First English edition
3 volumes, F. S. Ellis, 1870. Dark
red cloth, covers blocked in blind, spines lettered in gilt, black or dark
green end-papers. Half-title in
each volume. Published in June
xiv + 356 pp. 8 pp
publishers' advertisements bound in at
vi + 360 pp
vi + 348 pp
Second and third editions, 3 volumes, 1870.
1 Volume editions
Smith Elder 1871 (with a new preface noting a change in the law); Chatto
& Windus 1875-1932 (with 12 illustrations by W. Small); Dover 1983; Sutton,
Stroud 1990; World's Classics 1995 (Critical edition, edited by N. Page).
1st US edition
Harpers, New York 1870.
Dutch, The Hague (Belinfante Brothers) 1870; Russian, St Petersburg 1870;
French, Paris (by C. Bernard-Derosne), 2 vols, 1872; German, Leipzig 1872;
Italian, Milan, 2 vols 1877.
Despite the disagreement with Collins over the second edition of The Moonstone, Tinsley tried to negotiate for Man and Wife.

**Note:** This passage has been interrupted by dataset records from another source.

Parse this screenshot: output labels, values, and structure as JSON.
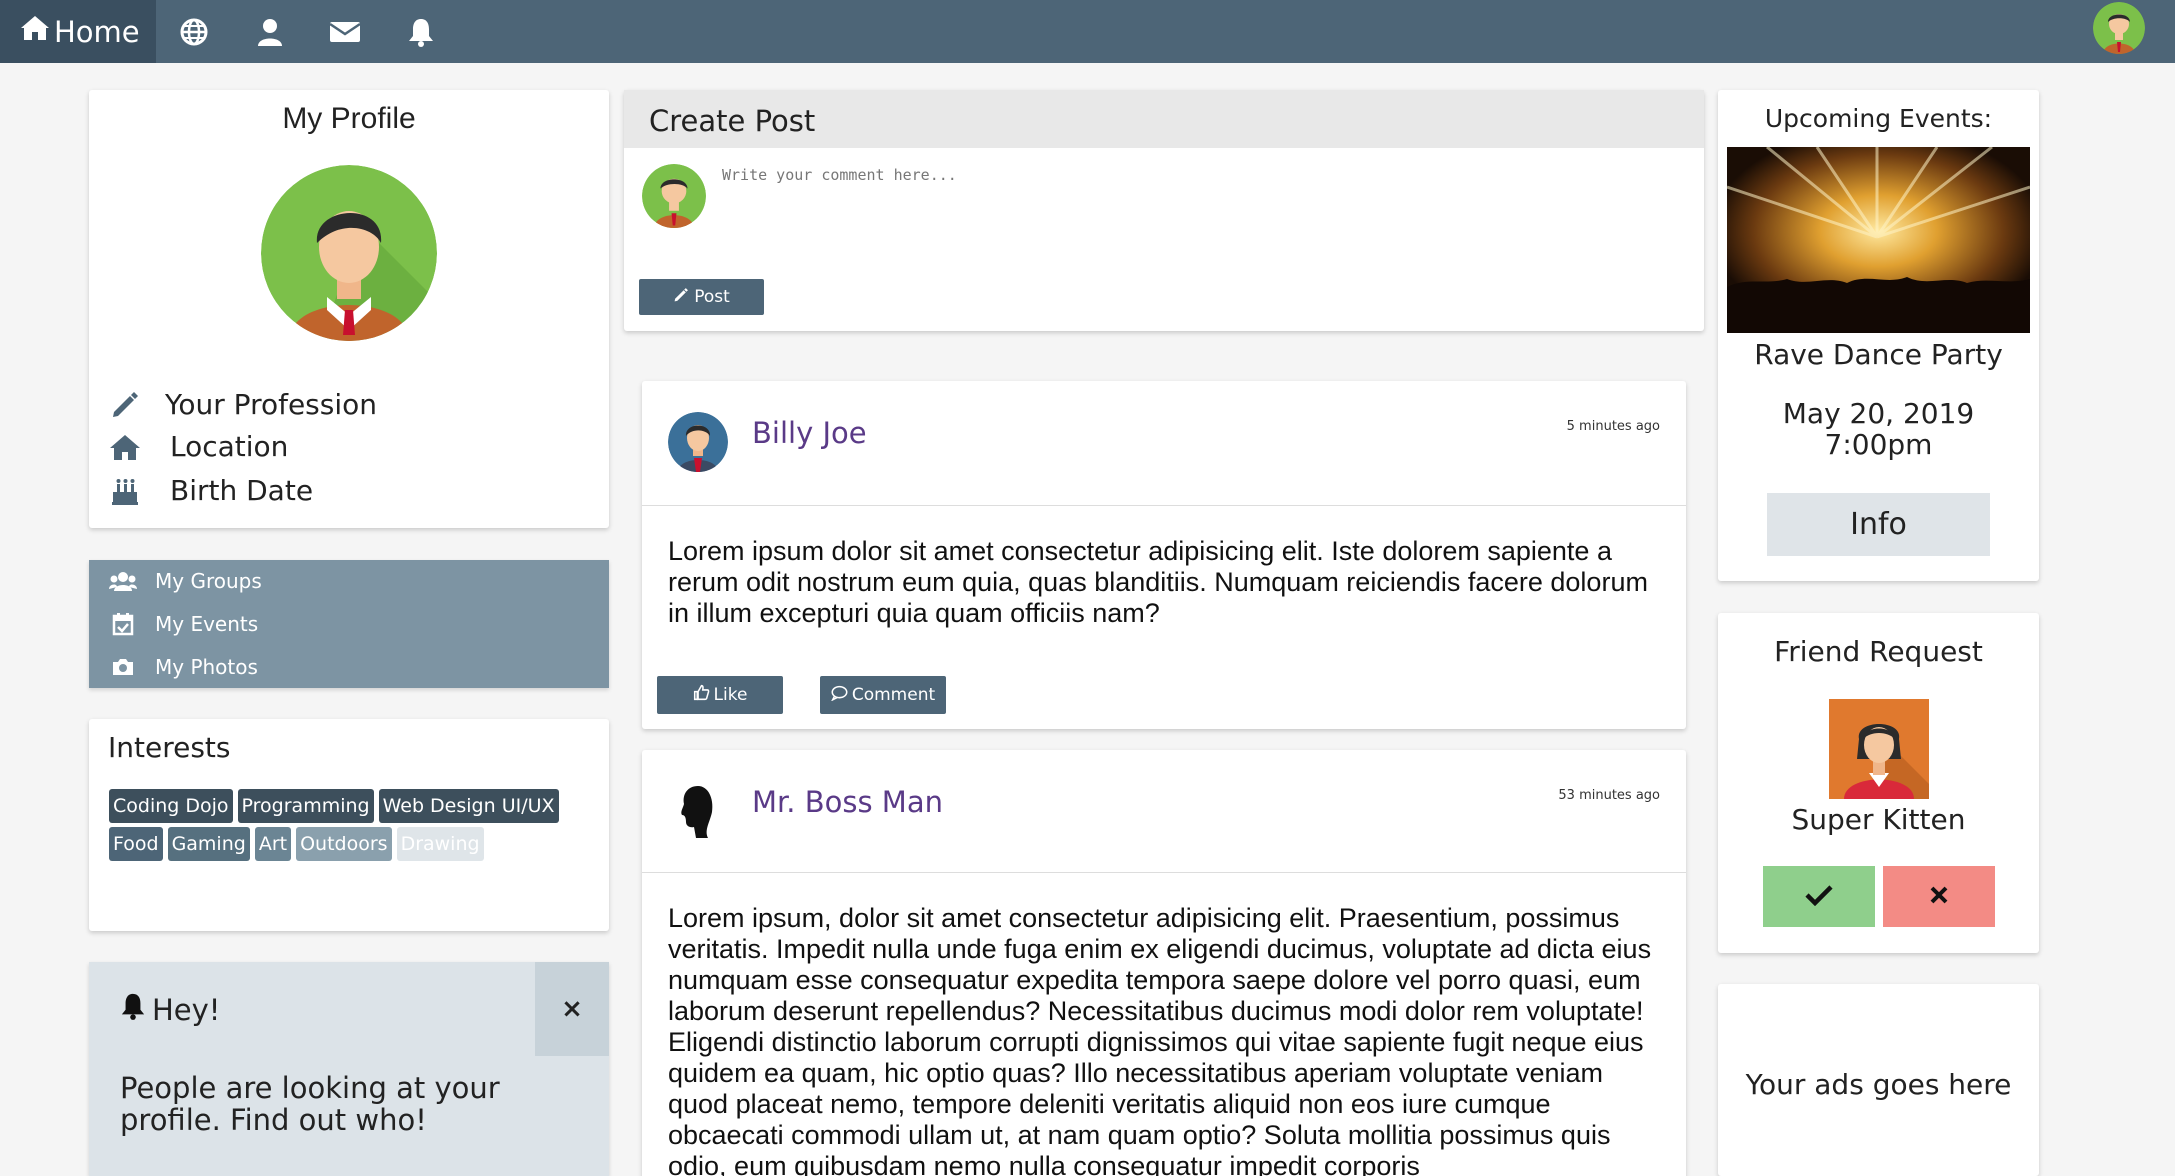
{
  "nav": {
    "home_label": "Home",
    "icons": [
      "home-icon",
      "globe-icon",
      "user-icon",
      "envelope-icon",
      "bell-icon"
    ]
  },
  "profile": {
    "title": "My Profile",
    "profession": "Your Profession",
    "location": "Location",
    "birth_date": "Birth Date"
  },
  "sidemenu": {
    "items": [
      {
        "label": "My Groups",
        "icon": "users-icon"
      },
      {
        "label": "My Events",
        "icon": "calendar-check-icon"
      },
      {
        "label": "My Photos",
        "icon": "camera-icon"
      }
    ]
  },
  "interests": {
    "title": "Interests",
    "row1": [
      {
        "label": "Coding Dojo",
        "color": "#3d4f5c"
      },
      {
        "label": "Programming",
        "color": "#3d4f5c"
      },
      {
        "label": "Web Design UI/UX",
        "color": "#3d4f5c"
      }
    ],
    "row2": [
      {
        "label": "Food",
        "color": "#4d6577"
      },
      {
        "label": "Gaming",
        "color": "#56707f"
      },
      {
        "label": "Art",
        "color": "#6b8594"
      },
      {
        "label": "Outdoors",
        "color": "#8aa0ad"
      },
      {
        "label": "Drawing",
        "color": "#d7dfe4"
      }
    ]
  },
  "alert": {
    "title": "Hey!",
    "close": "×",
    "body": "People are looking at your profile. Find out who!"
  },
  "create_post": {
    "title": "Create Post",
    "placeholder": "Write your comment here...",
    "button": "Post"
  },
  "posts": [
    {
      "author": "Billy Joe",
      "time": "5 minutes ago",
      "body": "Lorem ipsum dolor sit amet consectetur adipisicing elit. Iste dolorem sapiente a rerum odit nostrum eum quia, quas blanditiis. Numquam reiciendis facere dolorum in illum excepturi quia quam officiis nam?",
      "like": "Like",
      "comment": "Comment"
    },
    {
      "author": "Mr. Boss Man",
      "time": "53 minutes ago",
      "body": "Lorem ipsum, dolor sit amet consectetur adipisicing elit. Praesentium, possimus veritatis. Impedit nulla unde fuga enim ex eligendi ducimus, voluptate ad dicta eius numquam esse consequatur expedita tempora saepe dolore vel porro quasi, eum laborum deserunt repellendus? Necessitatibus ducimus modi dolor rem voluptate! Eligendi distinctio laborum corrupti dignissimos qui vitae sapiente fugit neque eius quidem ea quam, hic optio quas? Illo necessitatibus aperiam voluptate veniam quod placeat nemo, tempore deleniti veritatis aliquid non eos iure cumque obcaecati commodi ullam ut, at nam quam optio? Soluta mollitia possimus quis odio, eum quibusdam nemo nulla consequatur impedit corporis"
    }
  ],
  "events": {
    "title": "Upcoming Events:",
    "name": "Rave Dance Party",
    "date": "May 20, 2019",
    "time": "7:00pm",
    "button": "Info"
  },
  "friend_request": {
    "title": "Friend Request",
    "name": "Super Kitten"
  },
  "ads": {
    "text": "Your ads goes here"
  }
}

In the end they were unable to agree terms and the book was published by F. S. Ellis on ten per cent commission although Collins frequently expressed doubts about Ellis's abilities. Sadleir suggests that the current scarcity of the title is because Ellis was 'ill-equipped to distribute a commercial product like a three volume novel.' Nevertheless the first edition of 1,000 copies sold well and a corrected second edition of 500 appeared by the end of June. A third edition, also of 500, was printed in July but at least part of this was remaindered in April 1875.